We have had a terrific three days here, enjoying Uluru, Kata Tjuta and the ‘resort’ itself. There has been a fair bit of cloud coming and going, which has not allowed for the beautiful sunrises and sunsets everyone hopes for, but that is OK. As I sit writing this tonight, there are intermittent showers, thunder and lightning so tomorrow seems like the perfect time to continue our journey south. We plan to be in Port Augusta by Saturday, so will put some photos of our time here on the blog then.




3 comments:

  1. still with you but had to go get the map out for this trek, wilderness country alright and so glad to hear you made it safely back to civilization. The Evernew Caravan company is going to love you! Altho I would say a lot had to do with Murray`s patience, skill and vigilance, glad he was able to reward himself with a fire or two! Hats off to you Murray, that sort of driving would be up there in terms of any road trip challenge.

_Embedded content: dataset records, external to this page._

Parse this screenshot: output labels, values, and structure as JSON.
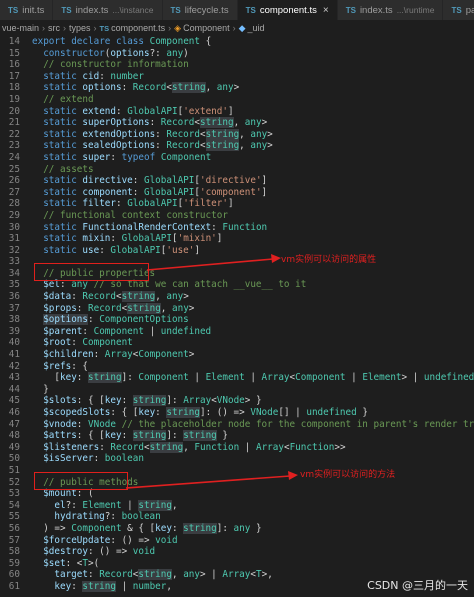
{
  "tabs": [
    {
      "name": "init.ts",
      "hint": "",
      "active": false
    },
    {
      "name": "index.ts",
      "hint": "...\\instance",
      "active": false
    },
    {
      "name": "lifecycle.ts",
      "hint": "",
      "active": false
    },
    {
      "name": "component.ts",
      "hint": "",
      "active": true
    },
    {
      "name": "index.ts",
      "hint": "...\\runtime",
      "active": false
    },
    {
      "name": "patch.ts",
      "hint": "",
      "active": false
    }
  ],
  "tab_icon": "TS",
  "close_glyph": "×",
  "breadcrumb": {
    "items": [
      "vue-main",
      "src",
      "types"
    ],
    "file": "component.ts",
    "cls": "Component",
    "prop": "_uid"
  },
  "lines": [
    {
      "n": "14",
      "html": "<span class='k'>export</span> <span class='k'>declare</span> <span class='k'>class</span> <span class='t'>Component</span> {"
    },
    {
      "n": "15",
      "html": "  <span class='k'>constructor</span>(<span class='p'>options</span>?: <span class='t'>any</span>)"
    },
    {
      "n": "16",
      "html": "  <span class='c'>// constructor information</span>"
    },
    {
      "n": "17",
      "html": "  <span class='k'>static</span> <span class='p'>cid</span>: <span class='t'>number</span>"
    },
    {
      "n": "18",
      "html": "  <span class='k'>static</span> <span class='p'>options</span>: <span class='t'>Record</span>&lt;<span class='h'>string</span>, <span class='t'>any</span>&gt;"
    },
    {
      "n": "19",
      "html": "  <span class='c'>// extend</span>"
    },
    {
      "n": "20",
      "html": "  <span class='k'>static</span> <span class='p'>extend</span>: <span class='t'>GlobalAPI</span>[<span class='s'>'extend'</span>]"
    },
    {
      "n": "21",
      "html": "  <span class='k'>static</span> <span class='p'>superOptions</span>: <span class='t'>Record</span>&lt;<span class='h'>string</span>, <span class='t'>any</span>&gt;"
    },
    {
      "n": "22",
      "html": "  <span class='k'>static</span> <span class='p'>extendOptions</span>: <span class='t'>Record</span>&lt;<span class='h'>string</span>, <span class='t'>any</span>&gt;"
    },
    {
      "n": "23",
      "html": "  <span class='k'>static</span> <span class='p'>sealedOptions</span>: <span class='t'>Record</span>&lt;<span class='h'>string</span>, <span class='t'>any</span>&gt;"
    },
    {
      "n": "24",
      "html": "  <span class='k'>static</span> <span class='p'>super</span>: <span class='k'>typeof</span> <span class='t'>Component</span>"
    },
    {
      "n": "25",
      "html": "  <span class='c'>// assets</span>"
    },
    {
      "n": "26",
      "html": "  <span class='k'>static</span> <span class='p'>directive</span>: <span class='t'>GlobalAPI</span>[<span class='s'>'directive'</span>]"
    },
    {
      "n": "27",
      "html": "  <span class='k'>static</span> <span class='p'>component</span>: <span class='t'>GlobalAPI</span>[<span class='s'>'component'</span>]"
    },
    {
      "n": "28",
      "html": "  <span class='k'>static</span> <span class='p'>filter</span>: <span class='t'>GlobalAPI</span>[<span class='s'>'filter'</span>]"
    },
    {
      "n": "29",
      "html": "  <span class='c'>// functional context constructor</span>"
    },
    {
      "n": "30",
      "html": "  <span class='k'>static</span> <span class='p'>FunctionalRenderContext</span>: <span class='t'>Function</span>"
    },
    {
      "n": "31",
      "html": "  <span class='k'>static</span> <span class='p'>mixin</span>: <span class='t'>GlobalAPI</span>[<span class='s'>'mixin'</span>]"
    },
    {
      "n": "32",
      "html": "  <span class='k'>static</span> <span class='p'>use</span>: <span class='t'>GlobalAPI</span>[<span class='s'>'use'</span>]"
    },
    {
      "n": "33",
      "html": ""
    },
    {
      "n": "34",
      "html": "  <span class='c'>// public properties</span>"
    },
    {
      "n": "35",
      "html": "  <span class='p'>$el</span>: <span class='t'>any</span> <span class='c'>// so that we can attach __vue__ to it</span>"
    },
    {
      "n": "36",
      "html": "  <span class='p'>$data</span>: <span class='t'>Record</span>&lt;<span class='h'>string</span>, <span class='t'>any</span>&gt;"
    },
    {
      "n": "37",
      "html": "  <span class='p'>$props</span>: <span class='t'>Record</span>&lt;<span class='h'>string</span>, <span class='t'>any</span>&gt;"
    },
    {
      "n": "38",
      "html": "  <span class='hp'>$options</span>: <span class='t'>ComponentOptions</span>"
    },
    {
      "n": "39",
      "html": "  <span class='p'>$parent</span>: <span class='t'>Component</span> | <span class='t'>undefined</span>"
    },
    {
      "n": "40",
      "html": "  <span class='p'>$root</span>: <span class='t'>Component</span>"
    },
    {
      "n": "41",
      "html": "  <span class='p'>$children</span>: <span class='t'>Array</span>&lt;<span class='t'>Component</span>&gt;"
    },
    {
      "n": "42",
      "html": "  <span class='p'>$refs</span>: {"
    },
    {
      "n": "43",
      "html": "    [<span class='p'>key</span>: <span class='h'>string</span>]: <span class='t'>Component</span> | <span class='t'>Element</span> | <span class='t'>Array</span>&lt;<span class='t'>Component</span> | <span class='t'>Element</span>&gt; | <span class='t'>undefined</span>"
    },
    {
      "n": "44",
      "html": "  }"
    },
    {
      "n": "45",
      "html": "  <span class='p'>$slots</span>: { [<span class='p'>key</span>: <span class='h'>string</span>]: <span class='t'>Array</span>&lt;<span class='t'>VNode</span>&gt; }"
    },
    {
      "n": "46",
      "html": "  <span class='p'>$scopedSlots</span>: { [<span class='p'>key</span>: <span class='h'>string</span>]: () =&gt; <span class='t'>VNode</span>[] | <span class='t'>undefined</span> }"
    },
    {
      "n": "47",
      "html": "  <span class='p'>$vnode</span>: <span class='t'>VNode</span> <span class='c'>// the placeholder node for the component in parent's render tree</span>"
    },
    {
      "n": "48",
      "html": "  <span class='p'>$attrs</span>: { [<span class='p'>key</span>: <span class='h'>string</span>]: <span class='h'>string</span> }"
    },
    {
      "n": "49",
      "html": "  <span class='p'>$listeners</span>: <span class='t'>Record</span>&lt;<span class='h'>string</span>, <span class='t'>Function</span> | <span class='t'>Array</span>&lt;<span class='t'>Function</span>&gt;&gt;"
    },
    {
      "n": "50",
      "html": "  <span class='p'>$isServer</span>: <span class='t'>boolean</span>"
    },
    {
      "n": "51",
      "html": ""
    },
    {
      "n": "52",
      "html": "  <span class='c'>// public methods</span>"
    },
    {
      "n": "53",
      "html": "  <span class='p'>$mount</span>: ("
    },
    {
      "n": "54",
      "html": "    <span class='p'>el</span>?: <span class='t'>Element</span> | <span class='h'>string</span>,"
    },
    {
      "n": "55",
      "html": "    <span class='p'>hydrating</span>?: <span class='t'>boolean</span>"
    },
    {
      "n": "56",
      "html": "  ) =&gt; <span class='t'>Component</span> &amp; { [<span class='p'>key</span>: <span class='h'>string</span>]: <span class='t'>any</span> }"
    },
    {
      "n": "57",
      "html": "  <span class='p'>$forceUpdate</span>: () =&gt; <span class='t'>void</span>"
    },
    {
      "n": "58",
      "html": "  <span class='p'>$destroy</span>: () =&gt; <span class='t'>void</span>"
    },
    {
      "n": "59",
      "html": "  <span class='p'>$set</span>: &lt;<span class='t'>T</span>&gt;("
    },
    {
      "n": "60",
      "html": "    <span class='p'>target</span>: <span class='t'>Record</span>&lt;<span class='h'>string</span>, <span class='t'>any</span>&gt; | <span class='t'>Array</span>&lt;<span class='t'>T</span>&gt;,"
    },
    {
      "n": "61",
      "html": "    <span class='p'>key</span>: <span class='h'>string</span> | <span class='t'>number</span>,"
    }
  ],
  "annotations": [
    {
      "text": "vm实例可以访问的属性"
    },
    {
      "text": "vm实例可以访问的方法"
    }
  ],
  "watermark": "CSDN @三月的一天"
}
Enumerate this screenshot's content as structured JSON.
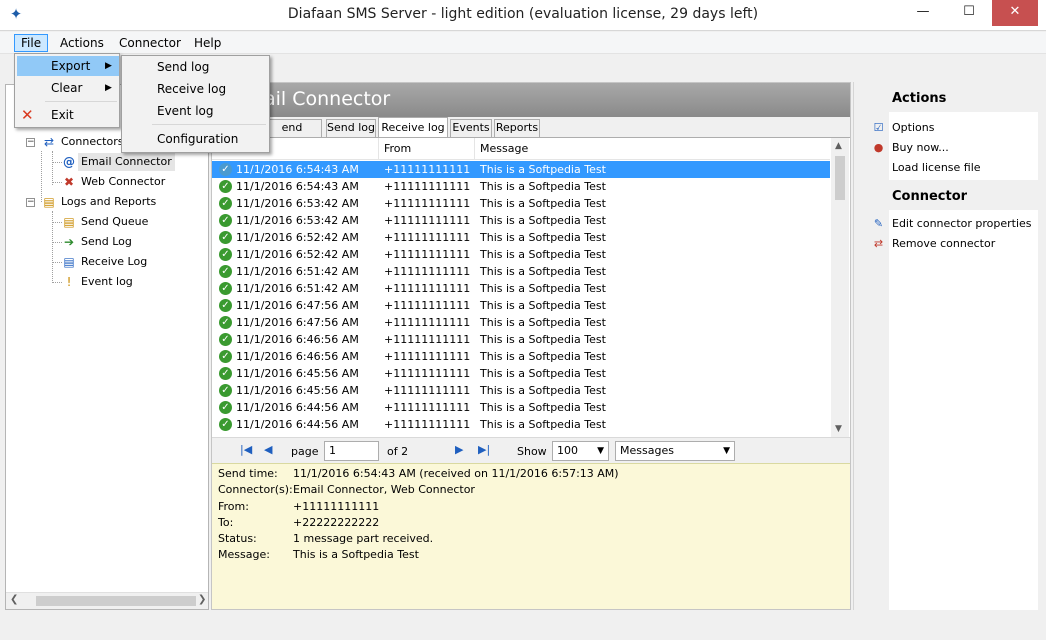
{
  "window": {
    "title": "Diafaan SMS Server - light edition (evaluation license, 29 days left)",
    "min_glyph": "—",
    "max_glyph": "☐",
    "close_glyph": "✕"
  },
  "menu": {
    "items": [
      "File",
      "Actions",
      "Connector",
      "Help"
    ]
  },
  "file_menu": {
    "export": "Export",
    "clear": "Clear",
    "exit": "Exit"
  },
  "export_submenu": {
    "items": [
      "Send log",
      "Receive log",
      "Event log",
      "Configuration"
    ]
  },
  "tree": {
    "connectors": "Connectors",
    "email_connector": "Email Connector",
    "web_connector": "Web Connector",
    "logs_reports": "Logs and Reports",
    "send_queue": "Send Queue",
    "send_log": "Send Log",
    "receive_log": "Receive Log",
    "event_log": "Event log"
  },
  "banner": {
    "title": "ail Connector"
  },
  "tabs": [
    "end queue",
    "Send log",
    "Receive log",
    "Events",
    "Reports"
  ],
  "grid": {
    "headers": [
      "",
      "From",
      "Message"
    ],
    "rows": [
      {
        "time": "11/1/2016 6:54:43 AM",
        "from": "+11111111111",
        "msg": "This is a Softpedia Test"
      },
      {
        "time": "11/1/2016 6:54:43 AM",
        "from": "+11111111111",
        "msg": "This is a Softpedia Test"
      },
      {
        "time": "11/1/2016 6:53:42 AM",
        "from": "+11111111111",
        "msg": "This is a Softpedia Test"
      },
      {
        "time": "11/1/2016 6:53:42 AM",
        "from": "+11111111111",
        "msg": "This is a Softpedia Test"
      },
      {
        "time": "11/1/2016 6:52:42 AM",
        "from": "+11111111111",
        "msg": "This is a Softpedia Test"
      },
      {
        "time": "11/1/2016 6:52:42 AM",
        "from": "+11111111111",
        "msg": "This is a Softpedia Test"
      },
      {
        "time": "11/1/2016 6:51:42 AM",
        "from": "+11111111111",
        "msg": "This is a Softpedia Test"
      },
      {
        "time": "11/1/2016 6:51:42 AM",
        "from": "+11111111111",
        "msg": "This is a Softpedia Test"
      },
      {
        "time": "11/1/2016 6:47:56 AM",
        "from": "+11111111111",
        "msg": "This is a Softpedia Test"
      },
      {
        "time": "11/1/2016 6:47:56 AM",
        "from": "+11111111111",
        "msg": "This is a Softpedia Test"
      },
      {
        "time": "11/1/2016 6:46:56 AM",
        "from": "+11111111111",
        "msg": "This is a Softpedia Test"
      },
      {
        "time": "11/1/2016 6:46:56 AM",
        "from": "+11111111111",
        "msg": "This is a Softpedia Test"
      },
      {
        "time": "11/1/2016 6:45:56 AM",
        "from": "+11111111111",
        "msg": "This is a Softpedia Test"
      },
      {
        "time": "11/1/2016 6:45:56 AM",
        "from": "+11111111111",
        "msg": "This is a Softpedia Test"
      },
      {
        "time": "11/1/2016 6:44:56 AM",
        "from": "+11111111111",
        "msg": "This is a Softpedia Test"
      },
      {
        "time": "11/1/2016 6:44:56 AM",
        "from": "+11111111111",
        "msg": "This is a Softpedia Test"
      }
    ]
  },
  "pager": {
    "page_label": "page",
    "page_value": "1",
    "of_label": "of 2",
    "show_label": "Show",
    "show_value": "100",
    "type_value": "Messages"
  },
  "details": {
    "send_time_label": "Send time:",
    "send_time_value": "11/1/2016 6:54:43 AM (received on 11/1/2016 6:57:13 AM)",
    "connectors_label": "Connector(s):",
    "connectors_value": "Email Connector, Web Connector",
    "from_label": "From:",
    "from_value": "+11111111111",
    "to_label": "To:",
    "to_value": "+22222222222",
    "status_label": "Status:",
    "status_value": "1 message part received.",
    "message_label": "Message:",
    "message_value": "This is a Softpedia Test"
  },
  "right_panel": {
    "actions_title": "Actions",
    "options": "Options",
    "buy_now": "Buy now...",
    "load_license": "Load license file",
    "connector_title": "Connector",
    "edit_connector": "Edit connector properties",
    "remove_connector": "Remove connector"
  },
  "colors": {
    "selection": "#3399ff",
    "details_bg": "#fbf8d8",
    "menu_highlight": "#91c9f7",
    "ok_green": "#3a9a30"
  }
}
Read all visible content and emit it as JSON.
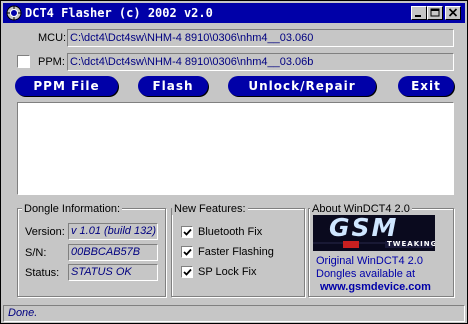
{
  "window": {
    "title": "DCT4 Flasher (c) 2002 v2.0",
    "minimize_icon": "minimize-icon",
    "maximize_icon": "maximize-icon",
    "close_icon": "close-icon"
  },
  "files": {
    "mcu_label": "MCU:",
    "mcu_path": "C:\\dct4\\Dct4sw\\NHM-4 8910\\0306\\nhm4__03.060",
    "ppm_label": "PPM:",
    "ppm_checked": false,
    "ppm_path": "C:\\dct4\\Dct4sw\\NHM-4 8910\\0306\\nhm4__03.06b"
  },
  "buttons": {
    "ppm_file": "PPM File",
    "flash": "Flash",
    "unlock_repair": "Unlock/Repair",
    "exit": "Exit"
  },
  "dongle": {
    "title": "Dongle Information:",
    "version_label": "Version:",
    "version_value": "v 1.01 (build 132)",
    "sn_label": "S/N:",
    "sn_value": "00BBCAB57B",
    "status_label": "Status:",
    "status_value": "STATUS OK"
  },
  "features": {
    "title": "New Features:",
    "items": [
      {
        "label": "Bluetooth Fix",
        "checked": true
      },
      {
        "label": "Faster Flashing",
        "checked": true
      },
      {
        "label": "SP Lock Fix",
        "checked": true
      }
    ]
  },
  "about": {
    "title": "About WinDCT4 2.0",
    "logo_text": "GSM",
    "logo_subtext": "TWEAKING",
    "line1": "Original WinDCT4 2.0",
    "line2": "Dongles available at",
    "url": "www.gsmdevice.com"
  },
  "status_bar": {
    "text": "Done."
  },
  "colors": {
    "titlebar": "#0000a8",
    "button": "#0000a8",
    "face": "#c6c6c6",
    "field_text": "#000080"
  }
}
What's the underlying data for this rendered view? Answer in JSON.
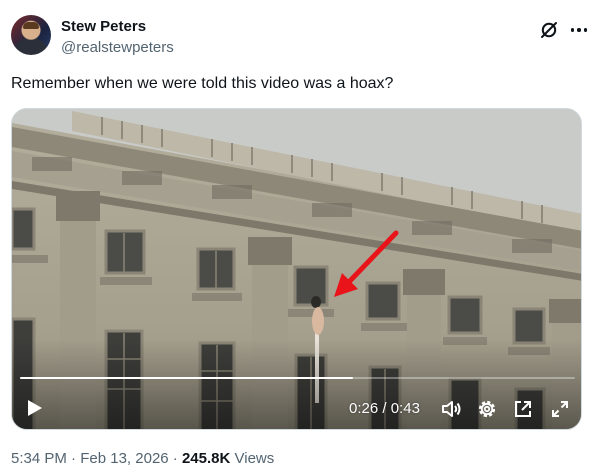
{
  "author": {
    "name": "Stew Peters",
    "handle": "@realstewpeters"
  },
  "tweet": {
    "text": "Remember when we were told this video was a hoax?"
  },
  "video": {
    "current_time": "0:26",
    "separator": "/",
    "duration": "0:43",
    "progress_fraction": 0.6
  },
  "footer": {
    "time": "5:34 PM",
    "date": "Feb 13, 2026",
    "dot": "·",
    "views_count": "245.8K",
    "views_label": "Views"
  },
  "icons": {
    "grok": "grok-icon",
    "more": "more-options-icon",
    "play": "play-icon",
    "volume": "volume-icon",
    "settings": "settings-gear-icon",
    "popout": "popout-icon",
    "fullscreen": "fullscreen-icon",
    "arrow": "red-arrow-annotation"
  },
  "colors": {
    "text_primary": "#0f1419",
    "text_secondary": "#536471",
    "annotation_arrow": "#e8141a"
  }
}
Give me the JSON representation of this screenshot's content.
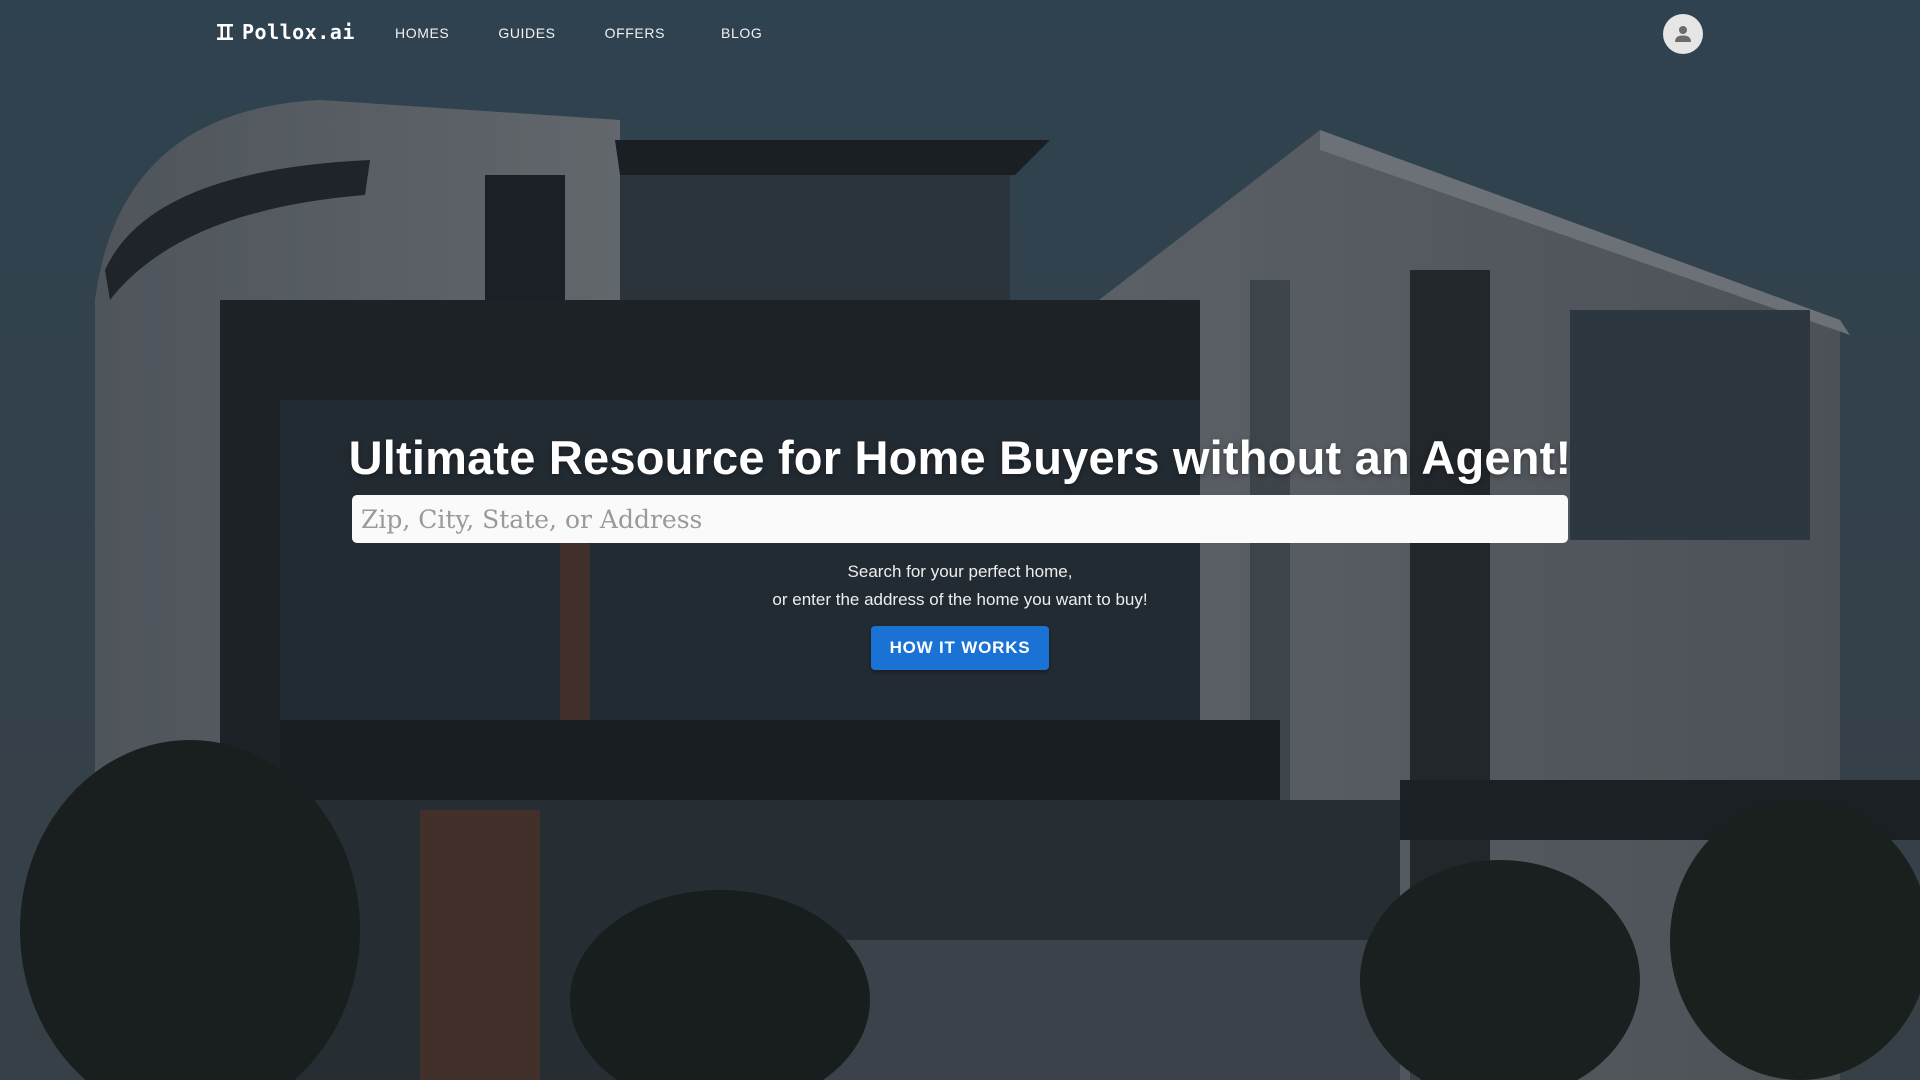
{
  "brand": {
    "name": "Pollox.ai",
    "icon": "pi-logo-icon"
  },
  "nav": {
    "items": [
      {
        "label": "HOMES"
      },
      {
        "label": "GUIDES"
      },
      {
        "label": "OFFERS"
      },
      {
        "label": "BLOG"
      }
    ],
    "account_icon": "user-avatar-icon"
  },
  "hero": {
    "headline": "Ultimate Resource for Home Buyers without an Agent!",
    "search": {
      "placeholder": "Zip, City, State, or Address",
      "value": ""
    },
    "subtext_line1": "Search for your perfect home,",
    "subtext_line2": "or enter the address of the home you want to buy!",
    "cta_label": "HOW IT WORKS"
  },
  "colors": {
    "accent": "#1a73d4",
    "input_bg": "#fafafa",
    "text": "#ffffff"
  }
}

    From the little I`ve heard sounds like the road condition certainly lived up to its reputation. Was that pothole grid one of your traveler`s handy tool kit jobs or part of the road maintenance crew`s? Have to laugh if it was theirs. Any wonder you only saw 3 other travelers, I`m presuming the 2 cars and motorbike you saw had people with them! Guess the road condition is one way of preserving the outback and rescue services in a job. I can hear the silence of the night in those fireside photos, were you able to sleep with no one else camping there with you! I know I would be awake all night just listening to it all and nothing. And yes, what absolute stunning colors, totally agree, just mesmerizing, that`s the desert for you. I reckon in some ways you were lucky to have the rain to freshen the palette! So envy you seeing all this with the naked eye, ear and nose, but more than happy to settle for your photo masterpieces. Enjoy the journey south, like you say, floating along on cotton wool to be back on sealed roads. So glad you kept up with your blog entries for this bit of a desert encounter, camels and all! wonderful. You may have to get out your linguistic books, brush up on some jargon and prepare for some culture shock tho, from what I can gather sounds like another language/culture/nationality is now in existence.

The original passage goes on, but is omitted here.